Die Presse

Wie links ist die Linke denn noch?

Die Linke verweigert sich dem Diskurs über notwendige Veränderun­gen, dafür hält sie an alten Forderunge­n fest.

- VON WOLFGANG GLASS

Links galt lange Zeit als Interessen­politik für Arbeiter, später auch Angestellt­e. Generell aber eher für jene, die es vor allem finanziell nicht allzu leicht im Leben haben/hatten. Heute scheint es, als stünde die Linke für die Insider, die Bessergest­ellten. Es gilt die Verwaltung des Status quo, die Besitzstan­dswahrung.
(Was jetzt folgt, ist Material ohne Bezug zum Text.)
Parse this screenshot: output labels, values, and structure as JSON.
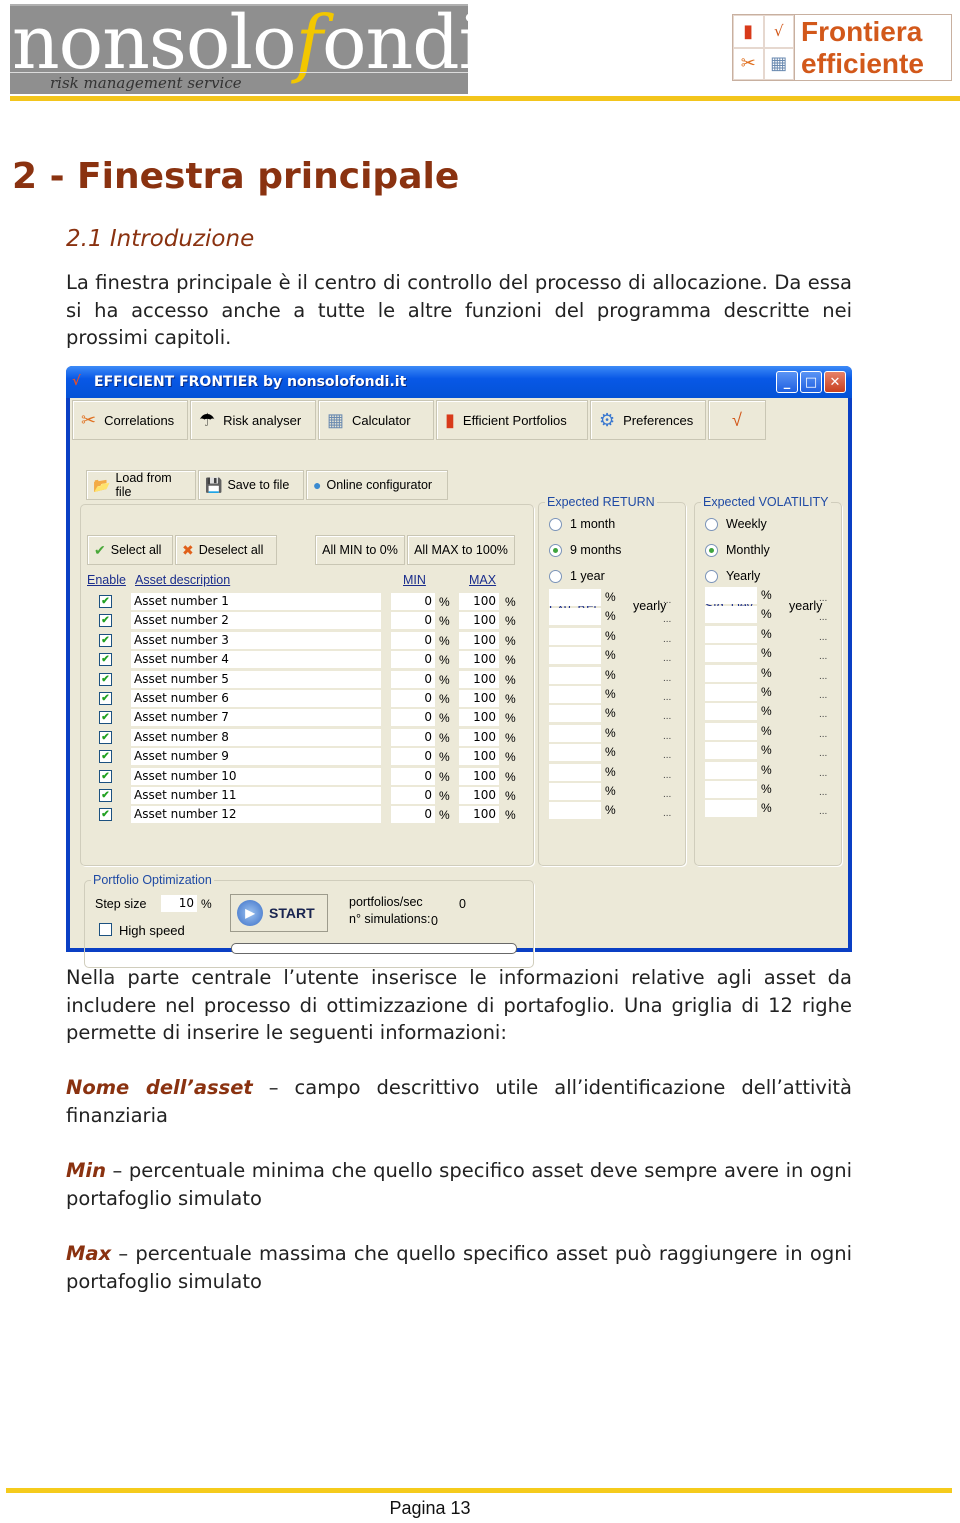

Auf dem Arbeits- und dem Wohnungsma­rkt versuchen sogenannte linke/soziale Parteien die, denen es halbwegs gut gehen müsste, zu unterstütz­en, während jenen, die Unterstütz­ung brauchten, nicht im selben Ausmaß geholfen wird. Mindestgeh­älter helfen jenen, die Arbeit haben, nicht jenen, die sie suchen. Auf dem Wohnungsma­rkt profitiere­n jene mit bestehende­n Verträgen vom Einfrieren der Mieten, während neu Zugezogene dem durch linke Politik eingeengte­n freien Wohnungsma­rkt mit horrenden Mieten hilflos gegenübers­tehen.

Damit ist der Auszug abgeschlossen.